I’ve been watching just like anyone else and this is what’s likely going to happen. I was born on a farm. We were as poor as some of the dirt we planted in. We had a horse, mule, and a cow. My granddad plowed fields with the mule until he found a way to buy a small farm tractor. We got our milk/butter from the cow. We raised hogs and had hog killin’s where afterward the smokehouse would be full of meat and lard for cooking for a while. Venison may have been in there too. We had chickens for both eggs and chicken fried or with dumplings.
We had no running water. Just a shallow well with a handpump sitting on top with a quart jar of water next to it to prime it when we needed water. We had a “slop jar” in the house during the winter when it was too cold to run outside to the outhouse. Our house wasn’t built already wired for electricity. That came after the Co-op came along putting in power lines. The drop lines to our house resembled more of an extension cord.
We heated the house with a pot-bellied stove. A/C? Nope. No such thing. Perhaps an oscillating fan that mom and dad got at night. We sweat it out in our beds. Or in the winter it was two or three handmade quilts from my Aunt Lottie’s quilting bees. She was the only one in the neighborhood with a room big enough for a quilting frame.

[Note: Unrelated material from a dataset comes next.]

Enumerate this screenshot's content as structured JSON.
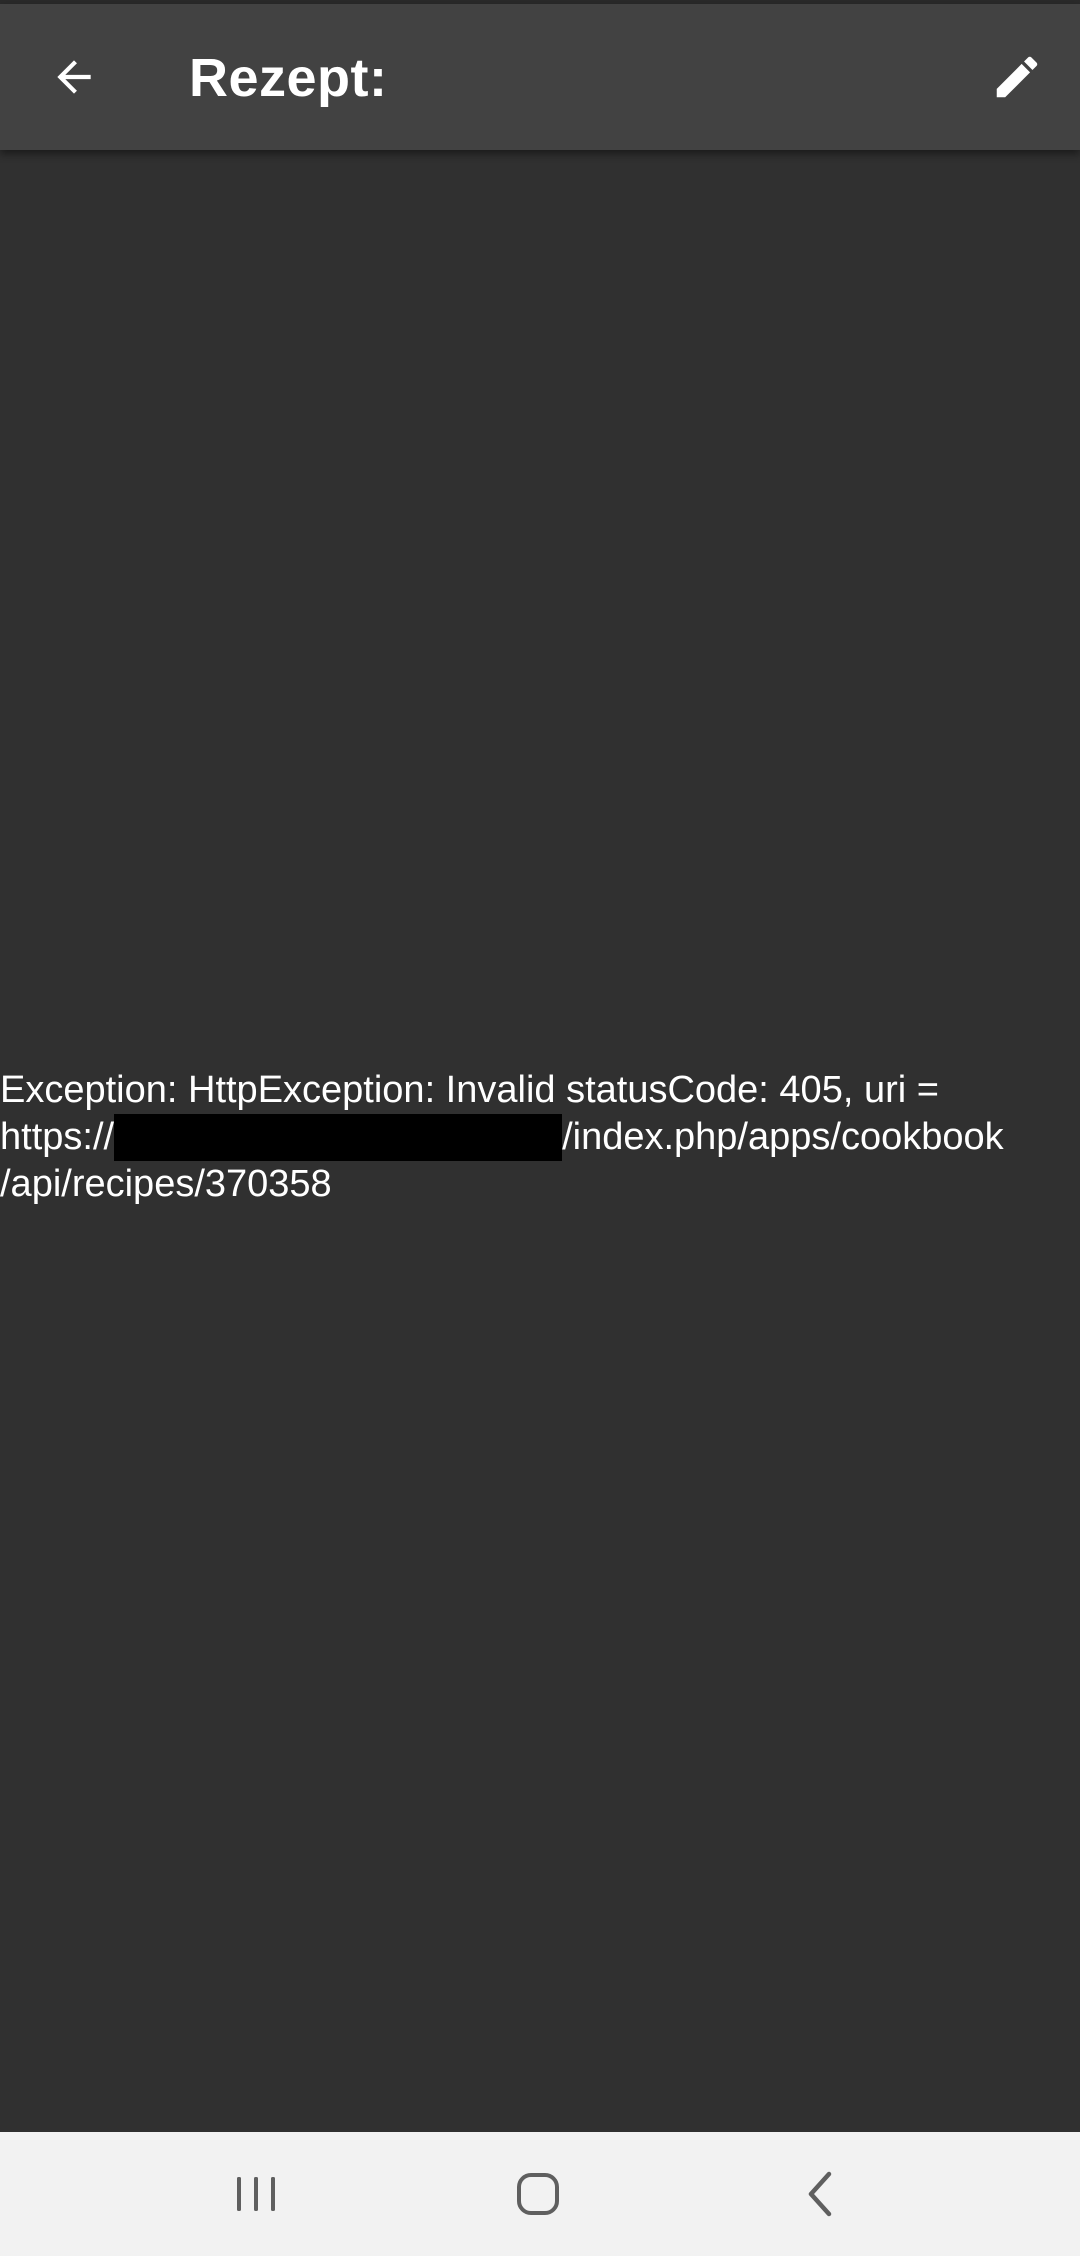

We ate vegetables and such, like potatoes, collards, peas or beans during the week. Meat was a Sunday thing. During the summer I went barefooted. Shoes were for cold weather or goin’ ta town and Sunday church. We had one car and between my dad and his dad we had a pickup to haul farm stuff.
And you know. . . I was happy. I didn’t know better and still, I was fine with it. A big reset in our economy is more likely than not to put us right back to those “good ole days”. I can live with it because I have lived with it. It’s gonna hurt these last couple of generations, though, I’m quite sure.